Without Exploration First, 80% of Effort Goes to Trivial Code

An agent asked to “add tests to this legacy codebase” starts testing utility helper functions — spending 80% of its time on trivial code while the untested payment module remains uncovered. Root cause: it skipped the exploration phase and executed immediately on whatever it found first.

The exploration-first pattern

  1. Map the terrain — codebase structure, module boundaries, dependency graph
  2. Identify priorities — high-risk areas (most used, most changed, most complex, least tested)
  3. Plan based on findings — not assumptions about what the code looks like
  4. Execute and adapt — adjust as execution reveals undocumented dependencies, implicit patterns

Without step 1-2, the agent has no basis for prioritization.

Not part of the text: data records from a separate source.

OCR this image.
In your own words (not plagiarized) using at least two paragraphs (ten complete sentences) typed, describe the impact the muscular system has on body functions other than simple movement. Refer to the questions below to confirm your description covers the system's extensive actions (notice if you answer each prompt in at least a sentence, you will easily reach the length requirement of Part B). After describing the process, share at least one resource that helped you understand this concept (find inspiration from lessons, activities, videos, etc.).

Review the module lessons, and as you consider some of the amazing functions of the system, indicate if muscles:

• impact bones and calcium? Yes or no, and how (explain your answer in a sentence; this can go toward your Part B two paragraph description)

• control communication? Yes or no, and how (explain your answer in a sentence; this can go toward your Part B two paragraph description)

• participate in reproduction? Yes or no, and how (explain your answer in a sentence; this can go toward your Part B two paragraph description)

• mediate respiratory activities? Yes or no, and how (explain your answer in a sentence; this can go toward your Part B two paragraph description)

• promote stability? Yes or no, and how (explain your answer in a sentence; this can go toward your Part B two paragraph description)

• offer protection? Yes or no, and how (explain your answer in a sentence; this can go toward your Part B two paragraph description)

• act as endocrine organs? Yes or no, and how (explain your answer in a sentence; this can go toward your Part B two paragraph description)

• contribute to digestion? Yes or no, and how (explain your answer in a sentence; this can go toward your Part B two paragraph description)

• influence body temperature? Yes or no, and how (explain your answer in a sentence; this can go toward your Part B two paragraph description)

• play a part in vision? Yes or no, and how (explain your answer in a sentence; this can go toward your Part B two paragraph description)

It tests files in encounter order, which is usually alphabetical or directory-traversal order — neither correlates with code importance.

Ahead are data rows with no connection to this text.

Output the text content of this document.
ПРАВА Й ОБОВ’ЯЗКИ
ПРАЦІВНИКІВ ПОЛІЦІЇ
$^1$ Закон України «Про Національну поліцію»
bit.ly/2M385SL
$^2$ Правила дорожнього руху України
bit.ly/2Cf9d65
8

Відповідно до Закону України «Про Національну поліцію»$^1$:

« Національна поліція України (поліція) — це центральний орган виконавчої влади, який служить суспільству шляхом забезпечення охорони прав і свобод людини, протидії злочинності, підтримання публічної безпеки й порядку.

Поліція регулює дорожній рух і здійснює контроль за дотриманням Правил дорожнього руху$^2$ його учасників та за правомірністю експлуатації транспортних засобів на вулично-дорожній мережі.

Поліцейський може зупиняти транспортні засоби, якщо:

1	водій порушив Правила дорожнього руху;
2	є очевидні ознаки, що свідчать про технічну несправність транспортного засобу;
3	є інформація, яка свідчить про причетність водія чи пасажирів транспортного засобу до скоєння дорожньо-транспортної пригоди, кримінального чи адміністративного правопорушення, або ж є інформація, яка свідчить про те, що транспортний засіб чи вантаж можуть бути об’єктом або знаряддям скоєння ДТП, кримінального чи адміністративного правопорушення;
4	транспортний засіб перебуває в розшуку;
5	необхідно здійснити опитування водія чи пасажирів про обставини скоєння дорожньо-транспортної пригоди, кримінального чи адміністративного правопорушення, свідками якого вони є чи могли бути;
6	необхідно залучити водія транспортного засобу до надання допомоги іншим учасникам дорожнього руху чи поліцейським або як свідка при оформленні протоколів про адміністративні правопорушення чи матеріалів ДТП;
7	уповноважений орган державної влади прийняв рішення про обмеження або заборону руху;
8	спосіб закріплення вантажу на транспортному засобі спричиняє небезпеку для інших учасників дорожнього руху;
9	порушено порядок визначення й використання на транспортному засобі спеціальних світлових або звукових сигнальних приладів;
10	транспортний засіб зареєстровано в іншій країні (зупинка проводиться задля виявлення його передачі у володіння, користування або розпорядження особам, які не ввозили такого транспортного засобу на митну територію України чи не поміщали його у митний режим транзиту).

Plan revision on discovery

Initial plan: refactor modules A → B → C → D → E. While refactoring A, the agent discovers C has a tight, undocumented dependency on A. Refactoring A without simultaneously addressing C would break the system.

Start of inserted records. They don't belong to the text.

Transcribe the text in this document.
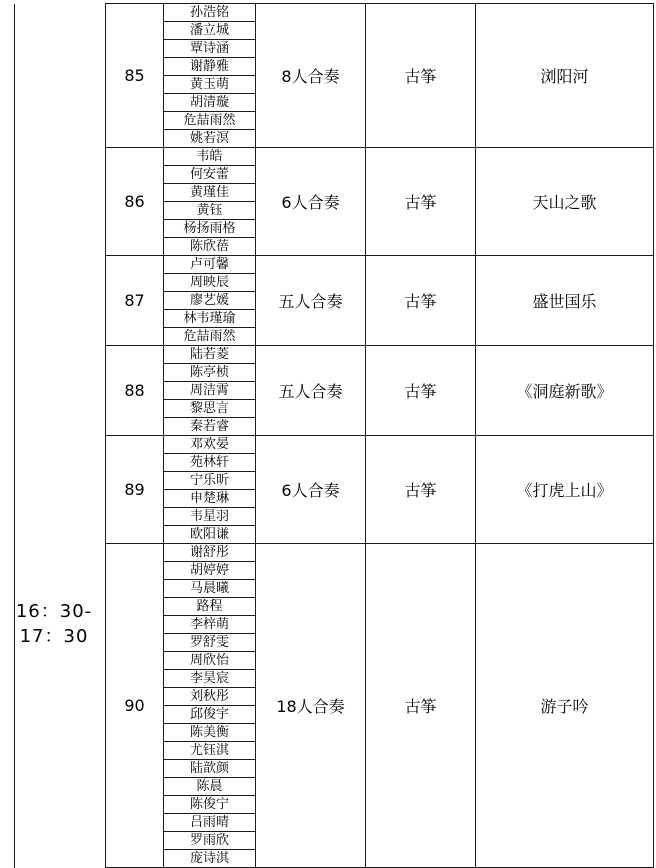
16：30-
17：30	85	孙浩铭	8人合奏	古筝	浏阳河
		潘立城			
		覃诗涵			
		谢静雅			
		黄玉萌			
		胡清璇			
		危喆雨然			
		姚若溟			
	86	韦皓	6人合奏	古筝	天山之歌
		何安蕾			
		黄瑾佳			
		黄钰			
		杨扬雨格			
		陈欣蓓			
	87	卢可馨	五人合奏	古筝	盛世国乐
		周映辰			
		廖艺媛			
		林韦瑾瑜			
		危喆雨然			
	88	陆若菱	五人合奏	古筝	《洞庭新歌》
		陈亭桢			
		周洁霄			
		黎思言			
		秦若睿			
	89	邓欢晏	6人合奏	古筝	《打虎上山》
		苑林轩			
		宁乐昕			
		申楚琳			
		韦星羽			
		欧阳谦			
	90	谢舒彤	18人合奏	古筝	游子吟
		胡婷婷			
		马晨曦			
		路程			
		李梓萌			
		罗舒雯			
		周欣怡			
		李昊宸			
		刘秋彤			
		邱俊宇			
		陈美衡			
		尤钰淇			
		陆歆颜			
		陈晨			
		陈俊宁			
		吕雨晴			
		罗雨欣			
		庞诗淇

Correct: revise the plan. Refactor A and C together, then proceed with B → D → E. This is the core of dynamic decomposition — the plan adapts to discoveries.

Wrong: continue with the original plan and “fix C later.” You know it will break. Adapting now prevents the breakage.

The waterfall anti-pattern

“Phase 1: explore everything. Phase 2: create the complete plan. Phase 3: execute. No changes after phase 2.”

This assumes complete knowledge can be gathered before execution — false for open-ended tasks. Legacy codebases reveal their true complexity during modification, not during exploration. A locked plan becomes outdated as soon as execution begins. Progressive explore-plan-execute cycles are more effective.

Bounded exploration under time constraints

Exploring everything takes too long. A codebase with 3 modules of varying complexity:

  • Module A: 3 files, simple, documented → 5 min full exploration
  • Module B: 15 files, complex, no docs → 45 min full exploration
  • Module C: 8 files, moderate → 20 min full exploration
  • Total exploration: 70 min. Refactoring budget: 120 min total. Only 50 min left.

Bounded exploration: Module A briefly (3 min), Module C moderately (10 min), Module B enough to identify priorities (20 min). Total: ~33 min, leaving ~87 min for targeted refactoring. Revisit Module B exploration incrementally as refactoring reveals its structure.

Allocate exploration time proportional to uncertainty and complexity, not uniformly.

Time-constrained open-ended tasks

30 minutes to add tests to an unfamiliar codebase. The 5/25 split:

  • 5 minutes: rapid exploration — identify top 3 critical modules based on structure, naming, and complexity signals
  • 25 minutes: focused test writing on those modules

The brief exploration ensures effort targets the right code. Even 5 minutes of exploration dramatically improves targeting vs writing tests for whatever comes first.

Progressive deepening under constraints

500 files, zero existing tests, one session. Can’t test everything.

  1. Quick exploration: map structure, identify critical paths
  2. Write tests for highest-risk modules first
  3. Expand to medium-risk if time permits
  4. Each test written informs what to test next

If time runs out at any point, the most critical code already has coverage. This is strictly better than random, alphabetical, or uniform approaches.


One-liner: Without exploration, 80% of effort targets trivial code — explore first to prioritize, bound exploration time proportional to complexity, revise plans when discoveries reveal undocumented dependencies, and under time constraints use rapid exploration (5 min) before focused execution (25 min).